If you want some of your tasks to have default schedules, and not have to rely on someone setting them up in the database after installing your app, you can use Django fixtures to provide your schedules as initial data for your app.
- Set up the schedules you want in your database.
- Dump the schedules in json format:
$ python manage.py dumpdata djcelery --indent=2 --exclude=djcelery.taskmeta >filename.json
- Create a fixtures directory inside your app
- If you never want to edit the schedules again, you can copy your json file to initial_data.json in your fixtures directory. Django will load it every time syncdb is run, and you'll either get errors or lose your changes if you've edited the schedules in your database. (You can still add new schedules, you just don't want to change the ones that came from your initial data fixture.)
- If you just want to use these as the initial schedules, name your file something else, and load it when setting up a site to use your app:
$ python manage.py loaddata <your-app-label/fixtures/your-filename.json
Hints and Tips
Don't pass model objects to tasks
Since tasks don't run immediately, by the time a task runs and looks at a model object that was passed to it, the corresponding record in the database might have changed. If the task then does something to the model object and saves it, those changes in the database are overwritten by older data.
It's almost always safer to save the object, pass the record's key, and look up the object again in the task:
myobject.save() mytask.delay(myobject.pk) ... @task def mytask(pk): myobject = MyModel.objects.get(pk=pk) ...
Schedule tasks in other tasks
It's perfectly all right to schedule one task while executing another. This is a good way to make sure the second task doesn't run until the first task has done some necessary work first.
Don't wait for one task in another
If a task waits for another task, the first task's worker is blocked and cannot do any more work until the wait finishes. This is likely to lead to a deadlock, sooner or later.
If you're in Task A and want to schedule Task B, and after Task B completes, do some more work, it's better to create a Task C to do that work, and have Task B schedule Task C when it's done.

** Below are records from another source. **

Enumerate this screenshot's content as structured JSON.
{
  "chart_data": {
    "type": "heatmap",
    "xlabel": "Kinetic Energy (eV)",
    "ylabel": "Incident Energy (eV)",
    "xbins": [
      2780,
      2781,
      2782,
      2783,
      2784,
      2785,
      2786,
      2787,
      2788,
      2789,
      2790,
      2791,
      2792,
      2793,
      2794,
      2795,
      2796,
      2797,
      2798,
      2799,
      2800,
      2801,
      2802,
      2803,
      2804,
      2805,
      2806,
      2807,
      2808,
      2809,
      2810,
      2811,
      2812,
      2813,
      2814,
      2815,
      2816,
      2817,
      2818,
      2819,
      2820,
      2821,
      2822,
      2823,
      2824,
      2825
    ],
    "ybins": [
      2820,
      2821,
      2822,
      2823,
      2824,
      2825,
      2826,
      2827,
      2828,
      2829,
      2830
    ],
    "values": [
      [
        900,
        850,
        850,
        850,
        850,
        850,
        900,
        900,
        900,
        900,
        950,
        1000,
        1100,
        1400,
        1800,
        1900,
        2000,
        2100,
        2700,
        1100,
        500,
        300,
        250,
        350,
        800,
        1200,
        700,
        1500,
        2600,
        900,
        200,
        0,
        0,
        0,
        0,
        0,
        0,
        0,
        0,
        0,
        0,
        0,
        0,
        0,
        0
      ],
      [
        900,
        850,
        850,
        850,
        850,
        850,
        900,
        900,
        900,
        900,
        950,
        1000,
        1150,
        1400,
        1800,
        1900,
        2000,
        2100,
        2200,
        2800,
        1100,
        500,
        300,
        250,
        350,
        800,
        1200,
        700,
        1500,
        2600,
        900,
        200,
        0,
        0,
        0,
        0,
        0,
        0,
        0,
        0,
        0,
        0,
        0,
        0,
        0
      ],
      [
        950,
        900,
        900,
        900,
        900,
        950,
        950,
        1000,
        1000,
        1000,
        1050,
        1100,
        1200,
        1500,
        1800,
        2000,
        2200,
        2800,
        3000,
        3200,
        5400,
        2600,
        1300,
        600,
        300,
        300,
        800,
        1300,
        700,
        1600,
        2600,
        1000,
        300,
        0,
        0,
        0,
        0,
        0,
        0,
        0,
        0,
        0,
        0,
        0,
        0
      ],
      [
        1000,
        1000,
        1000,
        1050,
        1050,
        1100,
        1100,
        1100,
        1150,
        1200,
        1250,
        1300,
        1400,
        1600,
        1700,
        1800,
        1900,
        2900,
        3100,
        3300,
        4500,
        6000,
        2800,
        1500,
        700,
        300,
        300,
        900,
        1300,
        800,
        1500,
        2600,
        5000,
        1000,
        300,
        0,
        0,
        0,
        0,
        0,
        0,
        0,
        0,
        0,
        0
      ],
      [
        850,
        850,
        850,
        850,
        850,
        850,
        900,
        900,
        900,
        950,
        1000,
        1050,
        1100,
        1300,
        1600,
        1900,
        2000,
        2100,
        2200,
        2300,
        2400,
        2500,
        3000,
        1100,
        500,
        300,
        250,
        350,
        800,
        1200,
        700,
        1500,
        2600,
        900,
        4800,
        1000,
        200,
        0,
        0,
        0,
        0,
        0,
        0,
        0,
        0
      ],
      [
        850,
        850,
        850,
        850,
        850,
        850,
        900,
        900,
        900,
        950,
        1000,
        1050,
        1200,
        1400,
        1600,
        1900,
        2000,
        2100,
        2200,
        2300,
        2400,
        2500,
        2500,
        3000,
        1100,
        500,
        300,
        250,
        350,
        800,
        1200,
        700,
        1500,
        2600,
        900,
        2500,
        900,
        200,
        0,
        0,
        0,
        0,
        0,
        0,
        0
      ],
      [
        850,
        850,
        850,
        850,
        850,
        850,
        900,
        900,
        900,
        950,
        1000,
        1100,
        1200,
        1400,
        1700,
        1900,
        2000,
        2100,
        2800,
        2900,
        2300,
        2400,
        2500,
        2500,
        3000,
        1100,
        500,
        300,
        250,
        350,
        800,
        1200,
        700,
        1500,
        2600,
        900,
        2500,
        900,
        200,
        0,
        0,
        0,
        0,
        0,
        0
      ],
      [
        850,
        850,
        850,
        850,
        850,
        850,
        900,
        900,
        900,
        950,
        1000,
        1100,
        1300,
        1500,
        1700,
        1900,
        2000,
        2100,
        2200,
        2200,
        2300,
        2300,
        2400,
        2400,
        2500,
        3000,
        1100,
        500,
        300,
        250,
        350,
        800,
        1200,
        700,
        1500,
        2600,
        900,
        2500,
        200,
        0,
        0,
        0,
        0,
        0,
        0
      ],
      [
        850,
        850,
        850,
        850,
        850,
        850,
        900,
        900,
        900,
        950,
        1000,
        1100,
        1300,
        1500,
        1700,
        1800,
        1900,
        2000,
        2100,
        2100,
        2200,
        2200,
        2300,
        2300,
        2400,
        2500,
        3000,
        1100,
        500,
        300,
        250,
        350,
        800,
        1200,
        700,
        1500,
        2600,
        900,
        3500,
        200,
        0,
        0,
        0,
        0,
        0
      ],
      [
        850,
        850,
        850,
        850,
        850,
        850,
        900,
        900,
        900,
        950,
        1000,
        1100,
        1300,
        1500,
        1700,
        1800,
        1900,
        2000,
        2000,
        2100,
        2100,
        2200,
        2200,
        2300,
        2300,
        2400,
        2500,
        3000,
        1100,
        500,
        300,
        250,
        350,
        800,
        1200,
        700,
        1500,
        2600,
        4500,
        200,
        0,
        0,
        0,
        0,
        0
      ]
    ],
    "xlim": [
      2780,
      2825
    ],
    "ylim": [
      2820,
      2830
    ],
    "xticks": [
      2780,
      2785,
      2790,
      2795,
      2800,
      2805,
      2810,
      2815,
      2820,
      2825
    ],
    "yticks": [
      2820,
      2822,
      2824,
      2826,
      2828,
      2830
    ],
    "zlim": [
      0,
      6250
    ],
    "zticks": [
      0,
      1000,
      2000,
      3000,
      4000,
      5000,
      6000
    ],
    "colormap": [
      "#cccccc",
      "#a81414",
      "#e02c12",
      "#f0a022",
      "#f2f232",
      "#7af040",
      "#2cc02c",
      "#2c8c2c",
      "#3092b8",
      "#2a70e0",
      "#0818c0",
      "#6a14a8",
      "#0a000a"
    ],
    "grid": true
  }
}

Once you understand the basics, parts of the Celery User's Guide are good reading. I recommend these chapters to start with; the others are either not relevant to Django users or more advanced:
Using Celery in production
The Celery configuration described here is for convenience in development, and should never be used in production.
The most important change to make in production is to stop using kombu.transport.django as the broker, and switch to RabbitMQ or something equivalent that is robust and scalable.